Те послушно исполнили ее указание и вышли. Столяров опять остался один на один со страшной бабкой, только расстановка сил очень изменилась. Теперь она была живой и настоящей, а он… А что он?
Люсинда подошла к Столярову и наклонилась к нему, разглядывая.
– Чуть не убежал. – Она усмехнулась, и Столяров опять увидел изогнутые зубы. – Давно я тебя ждала. С детства растила. Мать твоя дурой была, уберечь тебя хотела. И что, уберегла? – Люсинда хохотнула, и внутри у нее что-то забулькало.

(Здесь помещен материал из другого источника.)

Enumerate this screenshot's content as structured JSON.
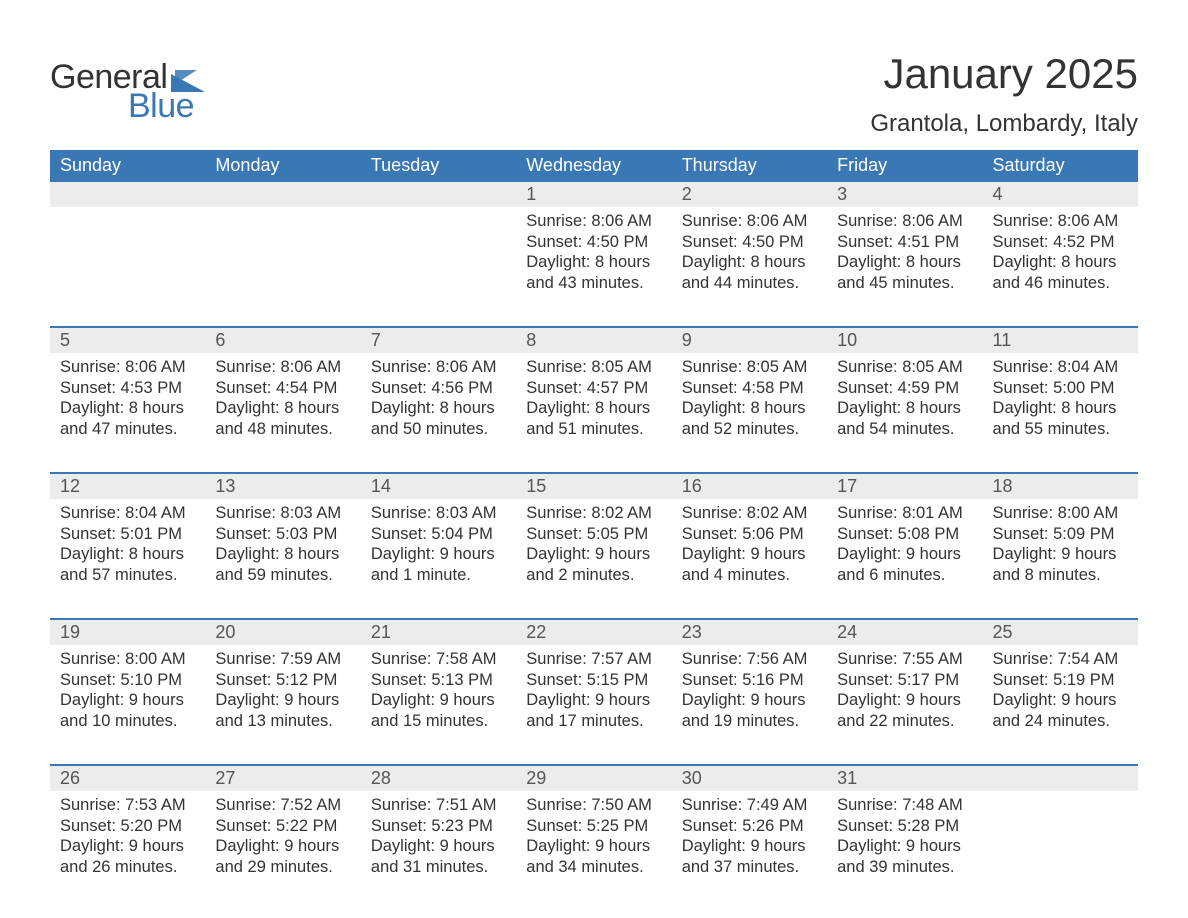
{
  "brand": {
    "part1": "General",
    "part2": "Blue"
  },
  "title": "January 2025",
  "location": "Grantola, Lombardy, Italy",
  "colors": {
    "header_bg": "#3a78b5",
    "header_text": "#ffffff",
    "band_bg": "#ececec",
    "accent": "#3a78b5",
    "text": "#333333",
    "page_bg": "#ffffff"
  },
  "typography": {
    "title_fontsize": 42,
    "location_fontsize": 24,
    "dayhead_fontsize": 18,
    "daynum_fontsize": 18,
    "detail_fontsize": 16.5,
    "font_family": "Arial"
  },
  "layout": {
    "columns": 7,
    "rows": 5,
    "week_top_border": "2px solid #3a78b5"
  },
  "days_of_week": [
    "Sunday",
    "Monday",
    "Tuesday",
    "Wednesday",
    "Thursday",
    "Friday",
    "Saturday"
  ],
  "weeks": [
    [
      null,
      null,
      null,
      {
        "n": "1",
        "sunrise": "Sunrise: 8:06 AM",
        "sunset": "Sunset: 4:50 PM",
        "d1": "Daylight: 8 hours",
        "d2": "and 43 minutes."
      },
      {
        "n": "2",
        "sunrise": "Sunrise: 8:06 AM",
        "sunset": "Sunset: 4:50 PM",
        "d1": "Daylight: 8 hours",
        "d2": "and 44 minutes."
      },
      {
        "n": "3",
        "sunrise": "Sunrise: 8:06 AM",
        "sunset": "Sunset: 4:51 PM",
        "d1": "Daylight: 8 hours",
        "d2": "and 45 minutes."
      },
      {
        "n": "4",
        "sunrise": "Sunrise: 8:06 AM",
        "sunset": "Sunset: 4:52 PM",
        "d1": "Daylight: 8 hours",
        "d2": "and 46 minutes."
      }
    ],
    [
      {
        "n": "5",
        "sunrise": "Sunrise: 8:06 AM",
        "sunset": "Sunset: 4:53 PM",
        "d1": "Daylight: 8 hours",
        "d2": "and 47 minutes."
      },
      {
        "n": "6",
        "sunrise": "Sunrise: 8:06 AM",
        "sunset": "Sunset: 4:54 PM",
        "d1": "Daylight: 8 hours",
        "d2": "and 48 minutes."
      },
      {
        "n": "7",
        "sunrise": "Sunrise: 8:06 AM",
        "sunset": "Sunset: 4:56 PM",
        "d1": "Daylight: 8 hours",
        "d2": "and 50 minutes."
      },
      {
        "n": "8",
        "sunrise": "Sunrise: 8:05 AM",
        "sunset": "Sunset: 4:57 PM",
        "d1": "Daylight: 8 hours",
        "d2": "and 51 minutes."
      },
      {
        "n": "9",
        "sunrise": "Sunrise: 8:05 AM",
        "sunset": "Sunset: 4:58 PM",
        "d1": "Daylight: 8 hours",
        "d2": "and 52 minutes."
      },
      {
        "n": "10",
        "sunrise": "Sunrise: 8:05 AM",
        "sunset": "Sunset: 4:59 PM",
        "d1": "Daylight: 8 hours",
        "d2": "and 54 minutes."
      },
      {
        "n": "11",
        "sunrise": "Sunrise: 8:04 AM",
        "sunset": "Sunset: 5:00 PM",
        "d1": "Daylight: 8 hours",
        "d2": "and 55 minutes."
      }
    ],
    [
      {
        "n": "12",
        "sunrise": "Sunrise: 8:04 AM",
        "sunset": "Sunset: 5:01 PM",
        "d1": "Daylight: 8 hours",
        "d2": "and 57 minutes."
      },
      {
        "n": "13",
        "sunrise": "Sunrise: 8:03 AM",
        "sunset": "Sunset: 5:03 PM",
        "d1": "Daylight: 8 hours",
        "d2": "and 59 minutes."
      },
      {
        "n": "14",
        "sunrise": "Sunrise: 8:03 AM",
        "sunset": "Sunset: 5:04 PM",
        "d1": "Daylight: 9 hours",
        "d2": "and 1 minute."
      },
      {
        "n": "15",
        "sunrise": "Sunrise: 8:02 AM",
        "sunset": "Sunset: 5:05 PM",
        "d1": "Daylight: 9 hours",
        "d2": "and 2 minutes."
      },
      {
        "n": "16",
        "sunrise": "Sunrise: 8:02 AM",
        "sunset": "Sunset: 5:06 PM",
        "d1": "Daylight: 9 hours",
        "d2": "and 4 minutes."
      },
      {
        "n": "17",
        "sunrise": "Sunrise: 8:01 AM",
        "sunset": "Sunset: 5:08 PM",
        "d1": "Daylight: 9 hours",
        "d2": "and 6 minutes."
      },
      {
        "n": "18",
        "sunrise": "Sunrise: 8:00 AM",
        "sunset": "Sunset: 5:09 PM",
        "d1": "Daylight: 9 hours",
        "d2": "and 8 minutes."
      }
    ],
    [
      {
        "n": "19",
        "sunrise": "Sunrise: 8:00 AM",
        "sunset": "Sunset: 5:10 PM",
        "d1": "Daylight: 9 hours",
        "d2": "and 10 minutes."
      },
      {
        "n": "20",
        "sunrise": "Sunrise: 7:59 AM",
        "sunset": "Sunset: 5:12 PM",
        "d1": "Daylight: 9 hours",
        "d2": "and 13 minutes."
      },
      {
        "n": "21",
        "sunrise": "Sunrise: 7:58 AM",
        "sunset": "Sunset: 5:13 PM",
        "d1": "Daylight: 9 hours",
        "d2": "and 15 minutes."
      },
      {
        "n": "22",
        "sunrise": "Sunrise: 7:57 AM",
        "sunset": "Sunset: 5:15 PM",
        "d1": "Daylight: 9 hours",
        "d2": "and 17 minutes."
      },
      {
        "n": "23",
        "sunrise": "Sunrise: 7:56 AM",
        "sunset": "Sunset: 5:16 PM",
        "d1": "Daylight: 9 hours",
        "d2": "and 19 minutes."
      },
      {
        "n": "24",
        "sunrise": "Sunrise: 7:55 AM",
        "sunset": "Sunset: 5:17 PM",
        "d1": "Daylight: 9 hours",
        "d2": "and 22 minutes."
      },
      {
        "n": "25",
        "sunrise": "Sunrise: 7:54 AM",
        "sunset": "Sunset: 5:19 PM",
        "d1": "Daylight: 9 hours",
        "d2": "and 24 minutes."
      }
    ],
    [
      {
        "n": "26",
        "sunrise": "Sunrise: 7:53 AM",
        "sunset": "Sunset: 5:20 PM",
        "d1": "Daylight: 9 hours",
        "d2": "and 26 minutes."
      },
      {
        "n": "27",
        "sunrise": "Sunrise: 7:52 AM",
        "sunset": "Sunset: 5:22 PM",
        "d1": "Daylight: 9 hours",
        "d2": "and 29 minutes."
      },
      {
        "n": "28",
        "sunrise": "Sunrise: 7:51 AM",
        "sunset": "Sunset: 5:23 PM",
        "d1": "Daylight: 9 hours",
        "d2": "and 31 minutes."
      },
      {
        "n": "29",
        "sunrise": "Sunrise: 7:50 AM",
        "sunset": "Sunset: 5:25 PM",
        "d1": "Daylight: 9 hours",
        "d2": "and 34 minutes."
      },
      {
        "n": "30",
        "sunrise": "Sunrise: 7:49 AM",
        "sunset": "Sunset: 5:26 PM",
        "d1": "Daylight: 9 hours",
        "d2": "and 37 minutes."
      },
      {
        "n": "31",
        "sunrise": "Sunrise: 7:48 AM",
        "sunset": "Sunset: 5:28 PM",
        "d1": "Daylight: 9 hours",
        "d2": "and 39 minutes."
      },
      null
    ]
  ]
}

Столярову представилось, что это гной плещется и булькает у нее в легких, и черви плавают в нем, пытаясь выбраться через трахею. Он согнулся, и его вырвало себе на колени, на окровавленную повязку, брызги попали и Люсинде на платье. Она как не заметила. – Не понимаешь? Ты в зеркало-то посмотри, в зеркало!
Столяров посмотрел.
На мгновение ему показалось, что кто-то распечатал и повесил на створку шкафа фотографию Люсинды. Он встретился взглядом с ее глазами: большими, немного навыкате, обведенными черными кругами, совершенно белыми из-за вспышки. Двумя белесыми овалами с пронзительными точками зрачков. Но потом он заметил разницу: Люсинда напротив сидела не в кресле с подушками, а на полу, прислонившись спиной к стене со знакомыми обоями. Она была одета не в платье, а в распахнутую куртку, а живот у нее был перебинтован, на повязке проступали темные пятна.
И это была не Люсинда.
Это был он.
Маленький квадратик бумаги спланировал сверху и упал на испачканные рвотой брюки. Это была старинная фотография, та самая, которую ему прислала Рита из Устиновки. Столяров даже не взглянул на нее; он и так знал, что отныне на снимке была не Люсинда, а он. И какая разница, где и как: в луже блевотины на полу в коридоре или на диване в чопорном костюме, – главное, что теперь это была его фотография.